Um Legado de Fé e Resistência Cultural
Nesta sexta-feira (26), Mãe Carmen de Oxaguiã, renomada ialorixá do Terreiro do Gantois, partiu aos 98 anos em Salvador, Bahia. A data da sua morte coincide com a sexta-feira, um dia sagrado consagrado a Oxalá, orixá da criação e da paz, a quem ela dedicou sua vida.
Nascida e criada dentro dos fundamentos do Gantois, Mãe Carmen, filha biológica e espiritual de Mãe Menininha do Gantois, se tornou a líder do terreiro em 2002, sucedendo sua irmã, Mãe Cleusa. Sua trajetória à frente do terreiro foi marcada por um profundo comprometimento com a preservação da ancestralidade afro-brasileira e a resistência cultural, consolidando o Gantois como um espaço vital para essas tradições.
O Terreiro do Gantois, que carrega um histórico forte de intersecção entre o sagrado e a cultura brasileira, mantém laços estreitos com figuras ilustres, como a cantora Maria Bethânia. Introduzida ao terreiro por Vinícius de Moraes na década de 1970, Bethânia foi iniciada no Candomblé em 1981 pelas mãos de Mãe Menininha e frequentemente homenageia a tradição em suas canções, como em “Oração de Mãe Menininha”. Sua profunda conexão com o terreiro e sua família foi reafirmada na sequência de homenagens que se seguiram à partida de Mãe Carmen, incluindo uma postagem tocante em suas redes sociais, onde expressou sua “profunda reverência”. A postagem incluía uma fotografia de Mãe Carmen projetada durante um show, simbolizando a influência e o respeito que ela sempre teve.
A apresentadora Regina Casé também fez questão de se manifestar, publicando um emocionante texto em tributo à ialorixá, ressaltando momentos preciosos que viveu ao lado dela. “Difícil se despedir dessa mãe, vovó, amiga de tantas risadas, beijinhos e carinhos sem ter fim. Como vai ser chegar na Bahia e não correr pra esse colo… Que vida plena!”, escreveu Regina, recordando a importância de Mãe Carmen em sua vida, tanto no Rio de Janeiro quanto em Salvador.

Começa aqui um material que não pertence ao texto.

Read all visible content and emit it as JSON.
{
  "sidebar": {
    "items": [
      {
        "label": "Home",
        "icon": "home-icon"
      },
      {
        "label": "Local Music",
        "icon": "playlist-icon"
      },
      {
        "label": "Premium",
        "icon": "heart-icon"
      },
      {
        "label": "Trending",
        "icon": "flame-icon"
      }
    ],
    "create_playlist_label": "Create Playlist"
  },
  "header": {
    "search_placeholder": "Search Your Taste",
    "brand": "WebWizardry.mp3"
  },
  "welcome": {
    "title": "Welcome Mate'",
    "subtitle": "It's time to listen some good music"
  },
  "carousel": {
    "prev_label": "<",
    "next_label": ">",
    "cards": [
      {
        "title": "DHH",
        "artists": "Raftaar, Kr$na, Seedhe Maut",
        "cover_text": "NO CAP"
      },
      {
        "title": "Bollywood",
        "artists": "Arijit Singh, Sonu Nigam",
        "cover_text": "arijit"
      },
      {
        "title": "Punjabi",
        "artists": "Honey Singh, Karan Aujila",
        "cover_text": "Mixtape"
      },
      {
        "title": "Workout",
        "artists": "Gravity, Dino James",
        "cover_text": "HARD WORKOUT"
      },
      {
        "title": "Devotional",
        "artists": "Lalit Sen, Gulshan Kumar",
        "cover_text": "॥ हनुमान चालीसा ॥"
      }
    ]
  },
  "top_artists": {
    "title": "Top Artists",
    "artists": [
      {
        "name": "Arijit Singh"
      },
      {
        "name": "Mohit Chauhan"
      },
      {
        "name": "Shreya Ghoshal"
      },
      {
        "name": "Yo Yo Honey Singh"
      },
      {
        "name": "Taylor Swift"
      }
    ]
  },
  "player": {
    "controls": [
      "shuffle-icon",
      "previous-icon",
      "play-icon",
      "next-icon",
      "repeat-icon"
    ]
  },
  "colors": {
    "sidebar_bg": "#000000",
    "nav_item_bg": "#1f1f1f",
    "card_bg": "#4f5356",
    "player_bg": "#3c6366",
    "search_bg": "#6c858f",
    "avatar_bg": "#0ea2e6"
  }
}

O Terreiro do Gantois, em nota oficial, descreveu Mãe Carmen como uma “guardiã da ancestralidade”, destacando que sua vida foi marcada por uma missão espiritual. “Nada em seu caminho foi acaso, foi legado, destino, desígnio dos Orixás. Mãe Carmen foi farol, colo, caminho e fortaleza”, diz a nota, sublinhando o impacto significativo que teve na vida de muitos.
Bruno Monteiro, secretário de Cultura da Bahia, também lamentou a perda, destacando Mãe Carmen como uma figura fundamental na luta pelas religiões de matriz africana. Para ele, seu legado é sinônimo de fé, espiritualidade e resistência cultural: “Uma liderança religiosa que fortalece a nossa cultura e nossas lutas por igualdade”, afirmou.
A Secretaria Estadual de Cultura da Bahia (Secult-BA) reiterou a importância dos terreiros na formação da cultura brasileira, afirmando que lideranças como Mãe Carmen são essenciais na preservação de saberes milenares. Mãe Carmen deixa um legado que transcende gerações, com duas filhas que já atuavam ao seu lado, além de três netos e quatro bisnetos, que darão continuidade ao trabalho no Terreiro do Gantois, mantendo viva a tradição iniciada no século XIX.
Detalhes sobre o velório e o sepultamento, que seguirão rituais específicos do Candomblé, ainda não foram divulgados pela família.